The US Environmental Protection Agency (EPA) has announced its proposal to limit emissions from new coal-fired power plants to 1100 lb of CO2/MWh.

Strict limits on coal

The proposed limits are harsher than expected and far below the 1800 lb of CO2/MWh emissions of an average advanced coal-fired power plant meaning new coal-fired power plants would have to incorporate carbon capture and storage technology (CCS).

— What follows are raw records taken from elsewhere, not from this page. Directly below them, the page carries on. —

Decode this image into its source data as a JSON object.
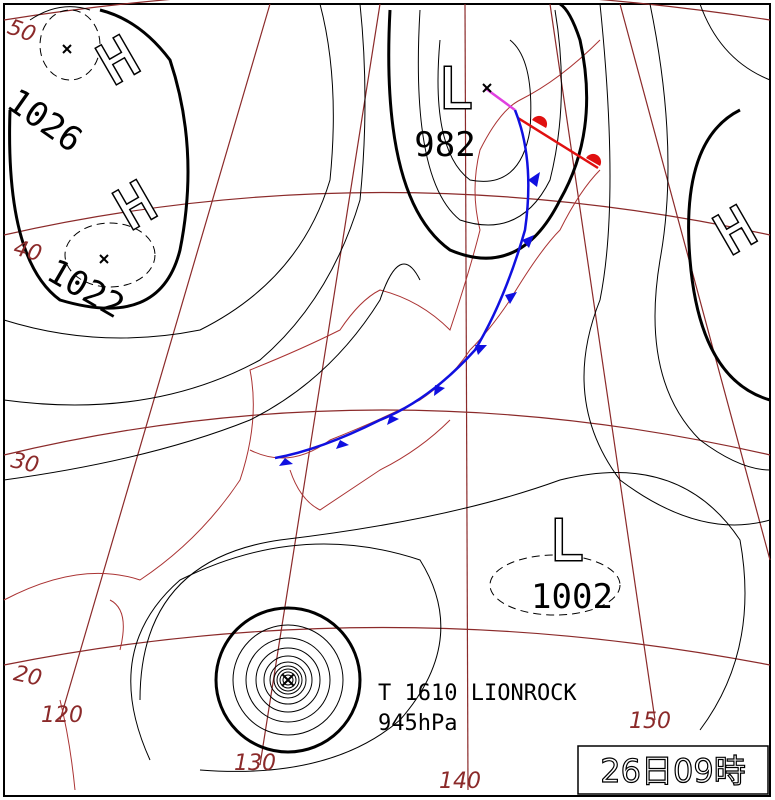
{
  "map": {
    "centers": [
      {
        "symbol": "H",
        "pressure": 1026
      },
      {
        "symbol": "H",
        "pressure": 1022
      },
      {
        "symbol": "L",
        "pressure": 982
      },
      {
        "symbol": "L",
        "pressure": 1002
      },
      {
        "symbol": "H"
      }
    ],
    "latitudes": [
      "50",
      "40",
      "30",
      "20"
    ],
    "longitudes": [
      "120",
      "130",
      "140",
      "150"
    ],
    "typhoon": {
      "name": "T 1610 LIONROCK",
      "pressure": "945hPa"
    },
    "timestamp": "26日09時"
  }
}
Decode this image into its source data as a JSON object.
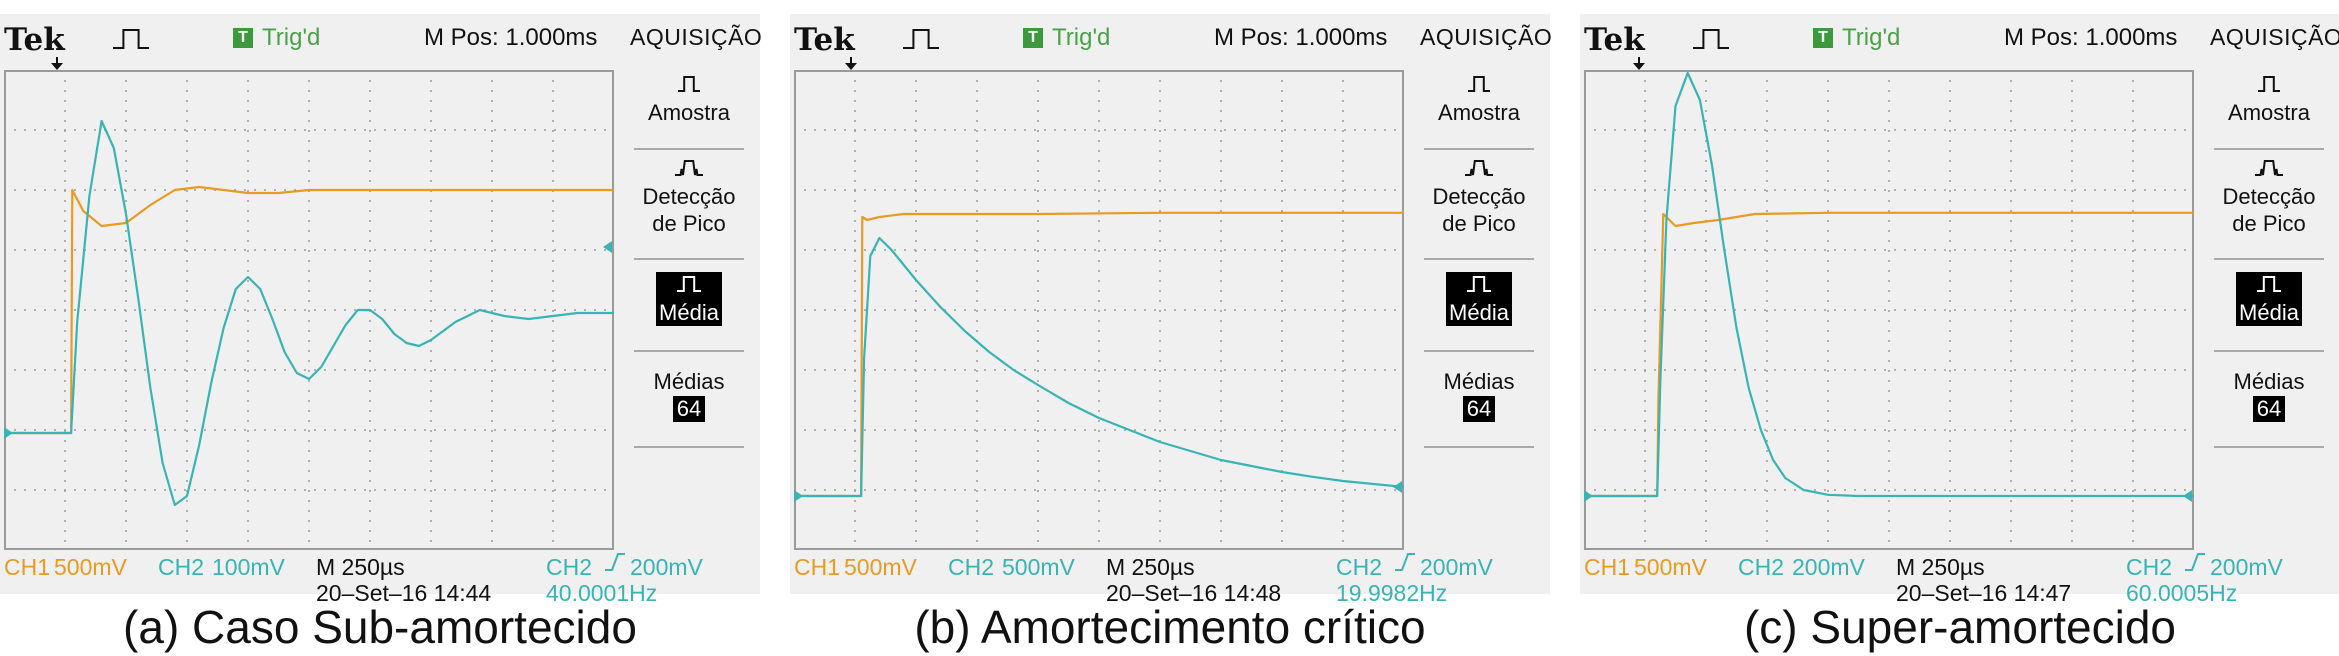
{
  "colors": {
    "ch1": "#e79b22",
    "ch2": "#39b3b3",
    "grid": "#9a9a9a",
    "bg": "#f0f0f0"
  },
  "panels": [
    {
      "brand": "Tek",
      "trigger_status": "Trig'd",
      "m_pos": "M Pos: 1.000ms",
      "menu_title": "AQUISIÇÃO",
      "menu": {
        "amostra": "Amostra",
        "deteccao_1": "Detecção",
        "deteccao_2": "de Pico",
        "media": "Média",
        "medias": "Médias",
        "medias_value": "64"
      },
      "status": {
        "ch1": "CH1",
        "ch1_scale": "500mV",
        "ch2": "CH2",
        "ch2_scale": "100mV",
        "timebase": "M 250µs",
        "datetime": "20–Set–16 14:44",
        "trig_src": "CH2",
        "trig_level": "200mV",
        "freq": "40.0001Hz"
      },
      "caption": "(a) Caso Sub-amortecido"
    },
    {
      "brand": "Tek",
      "trigger_status": "Trig'd",
      "m_pos": "M Pos: 1.000ms",
      "menu_title": "AQUISIÇÃO",
      "menu": {
        "amostra": "Amostra",
        "deteccao_1": "Detecção",
        "deteccao_2": "de Pico",
        "media": "Média",
        "medias": "Médias",
        "medias_value": "64"
      },
      "status": {
        "ch1": "CH1",
        "ch1_scale": "500mV",
        "ch2": "CH2",
        "ch2_scale": "500mV",
        "timebase": "M 250µs",
        "datetime": "20–Set–16 14:48",
        "trig_src": "CH2",
        "trig_level": "200mV",
        "freq": "19.9982Hz"
      },
      "caption": "(b) Amortecimento crítico"
    },
    {
      "brand": "Tek",
      "trigger_status": "Trig'd",
      "m_pos": "M Pos: 1.000ms",
      "menu_title": "AQUISIÇÃO",
      "menu": {
        "amostra": "Amostra",
        "deteccao_1": "Detecção",
        "deteccao_2": "de Pico",
        "media": "Média",
        "medias": "Médias",
        "medias_value": "64"
      },
      "status": {
        "ch1": "CH1",
        "ch1_scale": "500mV",
        "ch2": "CH2",
        "ch2_scale": "200mV",
        "timebase": "M 250µs",
        "datetime": "20–Set–16 14:47",
        "trig_src": "CH2",
        "trig_level": "200mV",
        "freq": "60.0005Hz"
      },
      "caption": "(c) Super-amortecido"
    }
  ],
  "chart_data": [
    {
      "type": "line",
      "title": "(a) Caso Sub-amortecido",
      "x_divisions": [
        0,
        10
      ],
      "y_divisions": [
        -4,
        4
      ],
      "grid": true,
      "series": [
        {
          "name": "CH1",
          "x": [
            0,
            1.1,
            1.12,
            1.3,
            1.6,
            2.0,
            2.4,
            2.8,
            3.2,
            3.6,
            4.0,
            4.5,
            5,
            6,
            7,
            8,
            9,
            10
          ],
          "y": [
            -2.05,
            -2.05,
            2.0,
            1.65,
            1.4,
            1.45,
            1.75,
            2.0,
            2.05,
            2.0,
            1.95,
            1.95,
            2.0,
            2.0,
            2.0,
            2.0,
            2.0,
            2.0
          ]
        },
        {
          "name": "CH2",
          "x": [
            0,
            1.1,
            1.2,
            1.4,
            1.6,
            1.8,
            2.0,
            2.2,
            2.4,
            2.6,
            2.8,
            3.0,
            3.2,
            3.4,
            3.6,
            3.8,
            4.0,
            4.2,
            4.4,
            4.6,
            4.8,
            5.0,
            5.2,
            5.4,
            5.6,
            5.8,
            6.0,
            6.2,
            6.4,
            6.6,
            6.8,
            7.0,
            7.4,
            7.8,
            8.2,
            8.6,
            9.0,
            9.4,
            9.8,
            10
          ],
          "y": [
            -2.05,
            -2.05,
            -0.2,
            1.9,
            3.15,
            2.7,
            1.6,
            0.2,
            -1.3,
            -2.55,
            -3.25,
            -3.1,
            -2.25,
            -1.2,
            -0.3,
            0.35,
            0.55,
            0.35,
            -0.15,
            -0.7,
            -1.05,
            -1.15,
            -0.95,
            -0.6,
            -0.25,
            0.0,
            0.0,
            -0.15,
            -0.4,
            -0.55,
            -0.6,
            -0.5,
            -0.2,
            0.0,
            -0.1,
            -0.15,
            -0.1,
            -0.05,
            -0.05,
            -0.05
          ]
        }
      ]
    },
    {
      "type": "line",
      "title": "(b) Amortecimento crítico",
      "x_divisions": [
        0,
        10
      ],
      "y_divisions": [
        -4,
        4
      ],
      "grid": true,
      "series": [
        {
          "name": "CH1",
          "x": [
            0,
            1.1,
            1.12,
            1.2,
            1.4,
            1.8,
            2.5,
            4,
            6,
            8,
            10
          ],
          "y": [
            -3.1,
            -3.1,
            1.55,
            1.5,
            1.55,
            1.6,
            1.6,
            1.6,
            1.62,
            1.62,
            1.62
          ]
        },
        {
          "name": "CH2",
          "x": [
            0,
            1.1,
            1.15,
            1.25,
            1.4,
            1.6,
            1.8,
            2.0,
            2.4,
            2.8,
            3.2,
            3.6,
            4.0,
            4.5,
            5,
            5.5,
            6,
            6.5,
            7,
            7.5,
            8,
            8.5,
            9,
            9.5,
            10
          ],
          "y": [
            -3.1,
            -3.1,
            -0.8,
            0.9,
            1.2,
            1.0,
            0.75,
            0.5,
            0.05,
            -0.35,
            -0.7,
            -1.0,
            -1.25,
            -1.55,
            -1.8,
            -2.0,
            -2.2,
            -2.35,
            -2.5,
            -2.6,
            -2.7,
            -2.78,
            -2.85,
            -2.9,
            -2.95
          ]
        }
      ]
    },
    {
      "type": "line",
      "title": "(c) Super-amortecido",
      "x_divisions": [
        0,
        10
      ],
      "y_divisions": [
        -4,
        4
      ],
      "grid": true,
      "series": [
        {
          "name": "CH1",
          "x": [
            0,
            1.2,
            1.22,
            1.3,
            1.5,
            1.8,
            2.2,
            2.8,
            4,
            6,
            8,
            10
          ],
          "y": [
            -3.1,
            -3.1,
            -1.5,
            1.6,
            1.4,
            1.45,
            1.5,
            1.6,
            1.62,
            1.62,
            1.62,
            1.62
          ]
        },
        {
          "name": "CH2",
          "x": [
            0,
            1.2,
            1.25,
            1.35,
            1.5,
            1.7,
            1.9,
            2.1,
            2.3,
            2.5,
            2.7,
            2.9,
            3.1,
            3.3,
            3.6,
            4.0,
            4.5,
            5,
            6,
            8,
            10
          ],
          "y": [
            -3.1,
            -3.1,
            -1.2,
            1.5,
            3.4,
            3.95,
            3.5,
            2.4,
            1.0,
            -0.3,
            -1.3,
            -2.0,
            -2.5,
            -2.8,
            -3.0,
            -3.08,
            -3.1,
            -3.1,
            -3.1,
            -3.1,
            -3.1
          ]
        }
      ]
    }
  ]
}
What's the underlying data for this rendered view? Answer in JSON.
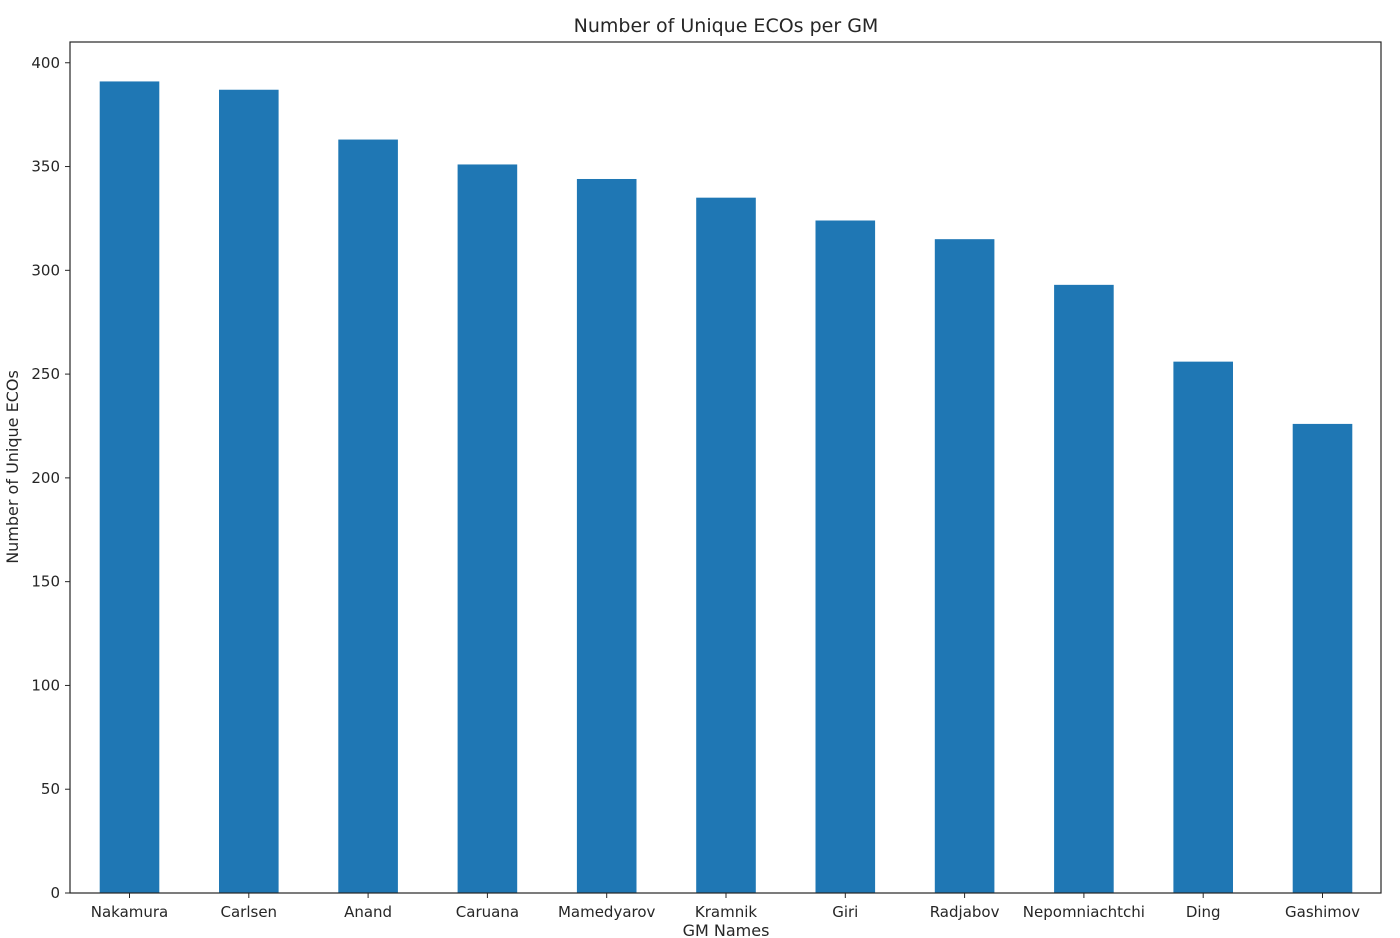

According to an EPA press release, the proposal achieves the first milestone outlined in President Obama’s June 25 Memorandum to EPA on Power Sector Carbon Pollution Standards, a major part of the President’s Climate Action Plan.

War on coal

Responding to the announcement, West Virginia Senator Joe Manchin denounced the proposals as holding the coal industry to impossible standards: “Never before has the federal government forced an industry to do something that is technologically impossible. Forcing coal to meet the same emissions standards as gas when experts know that the required technology is not operational on a commercial scale makes absolutely no sense and will have devastating impacts to the coal industry and our economy.”

“It’s just common sense to […] accept that coal is, and will be for the foreseeable future, a significant part of our energy mix,” Manchin continued, pointing out that coal generates 40% of US electricity and will continue to be a major source of power for decades to come.